Chase put a hand on her shoulder. “Are you all right?”
She nodded. “I guess it’s not so dangerous now.”
The tyrannosaur’s eyes were partly open, sunken and glazed.
“It’s been dead for more than a day,” Ogilvey declared as he leaned near to study the pattern of heavy scales on one of the brow horns.
Two crows cawed from an overhanging branch, looking eager to get to work on the bounty of carrion.
Chase sighed. “The Tyrant King isn’t so powerful after all, is he?” He stood silently beside the rex with his cap off and his head bowed.
“What’s the matter?” Kit asked, seeing the regret in his face.
“It doesn’t matter how fierce a carnivore seems in life,” he said. “They all look pathetic when they’re dead.”
“Death is a part of life,” Ogilvey asserted.
“Yeah, but this time the bullets are mine. I’m supposed the one who saves carnivores, not kills them. I feel like one of those gun-happy yayhoos that shoot my wolves.”
“On the other hand,” Ogilvey rejoined as he measured the length of a tooth with his thumb and forefinger, “you had a good reason to shoot, or Kit wouldn’t be with us right now.”
Chase nodded in agreement. “If it comes to that, I’d kill a hundred tyrannosaurs.”
“That’s the spirit!” Ogilvey exclaimed. “But it won’t come to that, because we’ll soon have countermeasures to keep rexes at bay. Kra fighting machines can control them as Gar demonstrated so well with the utahraptors. The electric bolt.”
“Don’t forget Rufus,” Kit added. “He and Henrietta make pretty good watchdogs.”
“Watch-ducks,” Ogilvey chuckled. “Furthermore, in the fall the rexes will follow the plant eaters down to the Gulf Coast. You’ll be free of them for the winter, although the Texans may have some issues. Sounds like a negotiation for a species-reintroduction specialist, wouldn’t you agree, Chase?”
“I hadn’t given it much thought,” Chase replied, “but it is the same job I’ve been doing, isn’t it?”

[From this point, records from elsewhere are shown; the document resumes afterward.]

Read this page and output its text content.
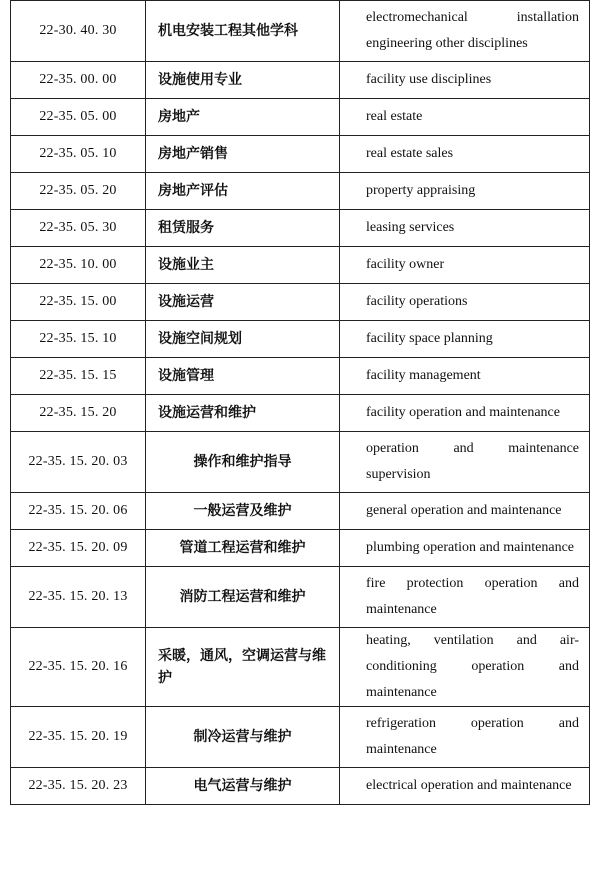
22-30. 40. 30	机电安装工程其他学科	electromechanical installation engineering other disciplines
22-35. 00. 00	设施使用专业	facility use disciplines
22-35. 05. 00	房地产	real estate
22-35. 05. 10	房地产销售	real estate sales
22-35. 05. 20	房地产评估	property appraising
22-35. 05. 30	租赁服务	leasing services
22-35. 10. 00	设施业主	facility owner
22-35. 15. 00	设施运营	facility operations
22-35. 15. 10	设施空间规划	facility space planning
22-35. 15. 15	设施管理	facility management
22-35. 15. 20	设施运营和维护	facility operation and maintenance
22-35. 15. 20. 03	操作和维护指导	operation and maintenance supervision
22-35. 15. 20. 06	一般运营及维护	general operation and maintenance
22-35. 15. 20. 09	管道工程运营和维护	plumbing operation and maintenance
22-35. 15. 20. 13	消防工程运营和维护	fire protection operation and maintenance
22-35. 15. 20. 16	采暖，通风，空调运营与维护	heating, ventilation and air-conditioning operation and maintenance
22-35. 15. 20. 19	制冷运营与维护	refrigeration operation and maintenance
22-35. 15. 20. 23	电气运营与维护	electrical operation and maintenance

“Now, as to this fellow,” Ogilvey went on, running his hand along the stiff tan-and-brown striped feathers that ridged the back of the rex’s neck, “there’s the little matter of preservation. In a few weeks, the crows and coyotes will leave nothing but bones. Then gnawing rodents, rain and sun will crumble even those. Given enough time, every trace of this magnificent specimen will be lost—unless someone collects it for a museum. Any suggestions as to whom that might be, Kit?”
“Who would do that?” Kit asked without much thought. And then her face lit up. “Oh!” she exclaimed. “I would!”
“Yes, yes, my dear,” said the paleontologist. “It is my hope that as society—human-and-Kra-society—gets back on its feet, you will be able to start an undergraduate paleontology project with this specimen. I would be proud to be your faculty advisor. Let me suggest a thesis title: Collecting and Mounting the First One-Hundred-Percent Complete Tyrannosaurus Skeleton. How does that sound? Past generations of paleontologists only dreamed of such a thing. I tell you Kit, it’s the dawn of a new age in paleontology and we’re at the forefront!”